The
Sydney Morning Herald,
“Northern
Rivers in youth mental health crisis”,
20 March 2023, excerpt:
A
soon-to-be-published resilience survey has found levels of depression
and anxiety symptoms are now higher among Northern Rivers children
and young people than the national average of earlier survey
participants for some student groups.
Conducted
almost six months after the February 2022 disaster, the survey was
taken by 6611 school students, nearly 13 per cent of all young people
aged between five and 19 in the region.
It
found that almost one in three Northern Rivers primary students and
more than one in three secondary students were at risk of depression
and anxiety.
More
than 40 per cent of primary students were at risk of trauma-related
stress. For secondary students, it was almost 20 per cent.
Inundated,
isolated, in despair: Floodwaters around Lismore’s St Carthage’s
Cathedral and Trinity Catholic College.CREDIT:GETTY
Healthy
North Coast, a not-for profit organisation delivering the Australian
government's Primary Health Network program in the region,
commissioned the research as the first step in its Resilient Kids
initiative, funded by a $10 million grant from the National Emergency
Management Agency.
Healthy
North Coast chief executive Monika Wheeler said that the survey
established a baseline which could help to measure the mental health
and wellbeing of young people in the Northern Rivers over time.
She
said young people reported generally feeling supported and connected
within their schools and communities. However, the survey also
highlighted areas to focus on in future.
"The
Resilient Kids initiative will use local insights to design tailored
mental health and wellbeing supports," she said.
"We
know that successful recovery is based on understanding community
context and is not a one-off event.
"It's
multi-year, multi-layered, and our approach to supporting our young
people might change over time as we see how they respond."
Tens
of millions of federal and state dollars has been promised for mental
health and wellbeing programs in the region's schools and wider
community.
Safe
haven hubs have opened across the region to provide free mental
health support. Drop-ins are encouraged and there is no need for
referrals or appointments. For young people, dedicated online and
phone services also are available.
The
difficulty is reaching those who won't, or can't, use these services.
Children's
charities Unicef Australia and Royal Far West are rolling out a $4.5
million support program covering 30 state primary schools and
preschools in the Northern Rivers and south-east Queensland.
Social
workers, psychologists, speech pathologists and occupational
therapists will enter school communities to help staff address
learning delays in children.
Unicef
Australia chief advocate for children Nicole Breeze said thousands of
children will need intensive support, as the effects of the disaster
can potentially remain hidden for years.
"Our
first engagement in this space was after the Black Summer bushfires,"

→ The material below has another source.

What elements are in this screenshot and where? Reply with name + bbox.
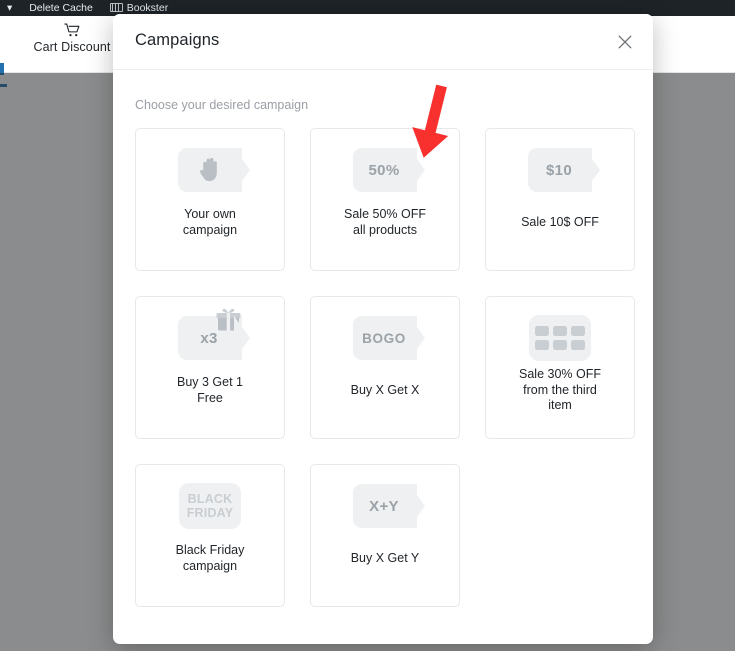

she said. "With children the impact can stay hidden, it can take
a year or two, sometimes three. The good news is that with the right
support, at the right time, they can bounce back."
The
plight of Northern Rivers children garnered international attention
Last April when Prince William spoke online with Jeanette Wilkins,
the principal of St Joseph's Primary School Woodburn, who told him
the community had lost its school and "everything in it"
and the mental health of the community had taken a major blow.
The
school was underwater for eight days.
"We're
two months down the track and nothing has changed, those 34 families
are still displaced, so there's no certainty for those children,"
she told the prince.
"For
us, the most important thing was to make contact with our families
and our children, and as fast as possible to set up a school
somewhere just to get the children back to some form of normality and
start dealing with their trauma."
At
Christmas, 29 families of students and staff at St Joseph's (more
than half the students) were still living in some form of temporary
housing such as a caravan, shed, shipping container or the shell of
their flood-stripped home.
Ten
Catholic schools in the Lismore diocese were directly affected by the
floods, including St Joseph's. Three schools are inaccessible, and
1250 students are being taught in temporary facilities.
Morning
tea and lunch are provided in some schools, as are new school
uniforms and shoes, to help address absenteeism. A team of 30
counsellors is working in 23 schools, and community services provider
Social Futures is operating in seven of the flood-hit schools to
assist families in gaining to access additional mental health social
and financial support.
Thirty-seven
state facilities suffered significant damage, and five schools still
operate away from their original site.